Gościem redaktora Marcina Bąka w specjalnym studiu Telewizji Republika poświęconym wydarzeniom w Gruzji była wicemarszałek Sejmu Małgorzata Gosiewska - Siergiej Gawriłow to nie jest tylko deputowany z Rosji, ale to jest człowiek, który jest znany w Gruzji jako wyjątkowy polityk anty-gruziński. Bardzo często w sprawach Gruzji w sposób negatywny wypowiadał - mówiła w programie.
– Zostałem zaskoczony skalą tego, co się tam w tej chwili w Gruzji dzieje, bo trzeba mówić chyba w czasie teraźniejszym. Sprowokowani przez Siergieja Gawriłowa, rosyjskiego deputowanego do Dumy Rosyjskiej, który przemawiał w takich nie do końca jasnych okolicznościach. Miał nie przemawiać, przemawiał po rosyjsku w parlamencie gruzińskim. Gruzini najpierw posłowie opozycji, ale później po prostu demonstranci starli się z policją i to starli się w dużych ilościach i bardzo gwałtownie. Czy pani marszałek jest podobnie jak ja zaskoczona samym wydarzeniem, skalą tego wydarzenia? - zapytał redaktor Marcin Bąk.
– Fakt iż Siergiej Gawriłow został przyjęty w Gruzji, że w parlamencie gruzińskim, w dodatku w miejscu należącym do szefa parlamentu, że do czegoś takiego doszło, to jest tak, jakby napluć Gruzinom w twarz, jakby ich spoliczkować. Reakcja Gruzinów absolutnie mnie nie dziwi. Obawiam się, że w tej chwili jakby dymisja Kobakhidze, która gdzieś tam już została ogłoszona, to jest zdecydowanie za mało. To może by sytuację uspokoiło, gdyby to nastąpiło wczoraj. Natomiast dzisiaj mamy już nie tylko to prowokacyjne przyjęcie pana Gawriłowa, ale też już zachowanie instytucji siłowych w Gruzji, pobicia demonstrantów, błyskawiczne sądy, które skazują na dwadzieścia dni aresztu manifestantów, czy też po prostu młodych ludzi zatrzymanych w nocy na ulicach Tibilisi, wyłapywanych w sposób szczególny. - mówiła Małgorzata Gosiewska.
– Tylko przypomnę, że Siergiej Gawriłow to nie jest tylko deputowany z Rosji, ale to jest człowiek, który jest znany w Gruzji jako wyjątkowy polityk anty-gruziński. Bardzo często w sprawach Gruzji w sposób negatywny wypowiadał. Mało tego.
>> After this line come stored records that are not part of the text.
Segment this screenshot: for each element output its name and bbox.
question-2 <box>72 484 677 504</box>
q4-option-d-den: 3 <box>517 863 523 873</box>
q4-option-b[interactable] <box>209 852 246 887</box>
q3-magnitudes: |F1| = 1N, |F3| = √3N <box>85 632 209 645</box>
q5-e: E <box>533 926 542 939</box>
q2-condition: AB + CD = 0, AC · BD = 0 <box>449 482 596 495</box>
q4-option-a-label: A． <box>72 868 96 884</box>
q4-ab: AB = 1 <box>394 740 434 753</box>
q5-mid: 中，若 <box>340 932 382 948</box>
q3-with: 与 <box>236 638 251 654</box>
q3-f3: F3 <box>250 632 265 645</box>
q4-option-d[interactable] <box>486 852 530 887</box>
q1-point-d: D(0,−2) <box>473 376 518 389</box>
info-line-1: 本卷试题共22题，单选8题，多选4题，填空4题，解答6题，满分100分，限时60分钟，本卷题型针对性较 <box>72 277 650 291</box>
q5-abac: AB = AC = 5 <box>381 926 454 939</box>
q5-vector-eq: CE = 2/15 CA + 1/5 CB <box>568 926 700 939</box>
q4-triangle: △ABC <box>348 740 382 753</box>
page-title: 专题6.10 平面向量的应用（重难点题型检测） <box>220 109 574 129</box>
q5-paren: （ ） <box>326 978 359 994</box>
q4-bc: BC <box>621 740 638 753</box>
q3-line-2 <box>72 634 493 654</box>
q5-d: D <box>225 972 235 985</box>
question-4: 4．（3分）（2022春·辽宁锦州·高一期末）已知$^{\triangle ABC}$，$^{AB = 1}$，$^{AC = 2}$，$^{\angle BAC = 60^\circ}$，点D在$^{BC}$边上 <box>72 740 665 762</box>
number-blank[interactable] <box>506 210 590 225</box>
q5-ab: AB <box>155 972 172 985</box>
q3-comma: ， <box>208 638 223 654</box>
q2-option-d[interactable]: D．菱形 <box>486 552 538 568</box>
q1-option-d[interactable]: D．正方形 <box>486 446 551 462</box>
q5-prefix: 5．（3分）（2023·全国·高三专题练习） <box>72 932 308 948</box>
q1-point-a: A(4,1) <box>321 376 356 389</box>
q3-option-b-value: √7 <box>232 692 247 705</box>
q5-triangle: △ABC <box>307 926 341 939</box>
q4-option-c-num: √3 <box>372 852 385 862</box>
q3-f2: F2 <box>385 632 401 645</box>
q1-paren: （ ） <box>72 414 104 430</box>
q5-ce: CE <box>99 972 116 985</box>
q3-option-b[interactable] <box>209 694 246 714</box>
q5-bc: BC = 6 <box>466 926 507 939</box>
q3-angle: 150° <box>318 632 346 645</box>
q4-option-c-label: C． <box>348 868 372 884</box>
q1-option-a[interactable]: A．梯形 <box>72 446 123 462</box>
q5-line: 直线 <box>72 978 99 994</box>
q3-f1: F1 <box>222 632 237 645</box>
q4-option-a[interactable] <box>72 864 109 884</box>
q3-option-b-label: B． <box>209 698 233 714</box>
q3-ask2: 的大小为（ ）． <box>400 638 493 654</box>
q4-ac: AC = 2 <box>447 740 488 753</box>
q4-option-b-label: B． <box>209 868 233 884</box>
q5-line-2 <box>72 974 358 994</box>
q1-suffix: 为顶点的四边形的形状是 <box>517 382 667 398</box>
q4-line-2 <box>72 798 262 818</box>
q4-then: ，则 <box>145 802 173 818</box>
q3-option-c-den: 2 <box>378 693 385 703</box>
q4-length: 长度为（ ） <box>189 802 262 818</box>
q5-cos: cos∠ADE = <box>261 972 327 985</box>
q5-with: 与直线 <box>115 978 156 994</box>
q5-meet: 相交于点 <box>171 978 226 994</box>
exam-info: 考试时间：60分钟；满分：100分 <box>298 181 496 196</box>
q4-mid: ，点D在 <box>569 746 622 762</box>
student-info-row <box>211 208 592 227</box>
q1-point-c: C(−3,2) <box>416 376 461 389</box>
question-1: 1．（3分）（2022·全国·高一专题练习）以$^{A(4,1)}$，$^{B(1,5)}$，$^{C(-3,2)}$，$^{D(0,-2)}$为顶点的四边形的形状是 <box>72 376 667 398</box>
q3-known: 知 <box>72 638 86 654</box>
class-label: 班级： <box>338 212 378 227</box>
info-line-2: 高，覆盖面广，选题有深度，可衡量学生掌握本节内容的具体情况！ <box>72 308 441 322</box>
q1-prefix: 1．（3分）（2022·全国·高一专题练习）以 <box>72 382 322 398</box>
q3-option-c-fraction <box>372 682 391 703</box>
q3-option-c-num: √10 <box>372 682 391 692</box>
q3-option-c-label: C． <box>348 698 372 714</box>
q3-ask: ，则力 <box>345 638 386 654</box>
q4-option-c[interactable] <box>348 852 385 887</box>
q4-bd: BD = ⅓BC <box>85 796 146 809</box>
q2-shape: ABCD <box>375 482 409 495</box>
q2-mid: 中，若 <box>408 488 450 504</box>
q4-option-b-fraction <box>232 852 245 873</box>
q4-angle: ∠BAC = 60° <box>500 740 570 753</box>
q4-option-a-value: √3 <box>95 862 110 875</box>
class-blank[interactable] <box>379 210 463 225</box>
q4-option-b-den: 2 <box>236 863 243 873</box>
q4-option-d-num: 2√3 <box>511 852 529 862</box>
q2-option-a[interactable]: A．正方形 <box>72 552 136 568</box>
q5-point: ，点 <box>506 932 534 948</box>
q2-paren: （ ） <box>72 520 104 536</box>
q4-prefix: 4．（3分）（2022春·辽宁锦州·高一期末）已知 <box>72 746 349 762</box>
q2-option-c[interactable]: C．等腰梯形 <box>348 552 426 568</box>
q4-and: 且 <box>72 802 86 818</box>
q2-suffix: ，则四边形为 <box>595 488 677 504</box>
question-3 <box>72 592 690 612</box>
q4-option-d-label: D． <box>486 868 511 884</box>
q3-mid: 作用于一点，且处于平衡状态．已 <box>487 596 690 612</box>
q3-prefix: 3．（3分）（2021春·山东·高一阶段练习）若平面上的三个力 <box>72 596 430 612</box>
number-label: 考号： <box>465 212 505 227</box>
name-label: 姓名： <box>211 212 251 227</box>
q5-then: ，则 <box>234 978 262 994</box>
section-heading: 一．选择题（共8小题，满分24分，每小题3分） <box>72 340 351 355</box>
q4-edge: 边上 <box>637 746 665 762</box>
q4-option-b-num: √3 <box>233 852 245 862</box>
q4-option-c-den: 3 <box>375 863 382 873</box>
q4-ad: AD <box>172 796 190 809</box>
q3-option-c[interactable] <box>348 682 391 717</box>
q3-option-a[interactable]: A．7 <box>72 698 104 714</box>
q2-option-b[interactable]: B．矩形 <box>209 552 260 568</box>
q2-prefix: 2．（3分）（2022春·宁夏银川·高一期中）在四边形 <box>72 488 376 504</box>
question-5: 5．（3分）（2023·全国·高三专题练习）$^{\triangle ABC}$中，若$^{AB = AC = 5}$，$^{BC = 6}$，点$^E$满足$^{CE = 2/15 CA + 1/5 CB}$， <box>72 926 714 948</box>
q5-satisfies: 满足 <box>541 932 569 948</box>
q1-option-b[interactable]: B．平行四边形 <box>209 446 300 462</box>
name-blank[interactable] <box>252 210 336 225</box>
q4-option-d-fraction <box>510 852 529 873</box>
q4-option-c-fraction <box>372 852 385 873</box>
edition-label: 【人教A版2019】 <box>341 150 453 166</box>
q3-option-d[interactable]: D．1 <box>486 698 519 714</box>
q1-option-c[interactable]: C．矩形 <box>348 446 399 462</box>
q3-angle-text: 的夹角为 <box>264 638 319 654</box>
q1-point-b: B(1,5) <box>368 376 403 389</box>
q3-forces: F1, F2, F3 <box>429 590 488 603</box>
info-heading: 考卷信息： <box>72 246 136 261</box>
To jest człowiek, który w 92 roku brał udział w wojnie gruzińsko-abchazkiej z bronią w ręku, więc wyjątkowo symboliczna postać dla Gruzji. W związku z tym trudno dziwić się tej reakcji. Reakcji gwałtownej, wzburzeniu, tam mieliśmy próbę wejścia do parlamentu gruzińskiego i konsekwencje o których już w tej chwili wiemy, że około 250 osób aresztowano. Podobna ilość rannych. - powiedziała wicemarszałek Sejmu.
- Władze gruzińskie próbują obciążyć odpowiedzialnością za te wydarzenia opozycje, Zjednoczony Ruch Narodowy, czyli partię, którą tworzył prezydent Saakaszwili, że to właśnie z tej strony były prowokacje, pokazywane były filmy z udziałem sekretarza generalnego partii, jakoby prowokujące. Jak było nie wiem, nie było mnie tam. Natomiast jedno jest pewne, że spośród tej olbrzymiej ilości osób poszkodowanych mamy aż 34 dziennikarzy, których trudno byłoby oskarżać o prowokacje, oni po prostu relacjonowali te wydarzenia i przy tym zostali bardzo mocno poszkodowani, pokrzywdzeni, poranieni. - dodała.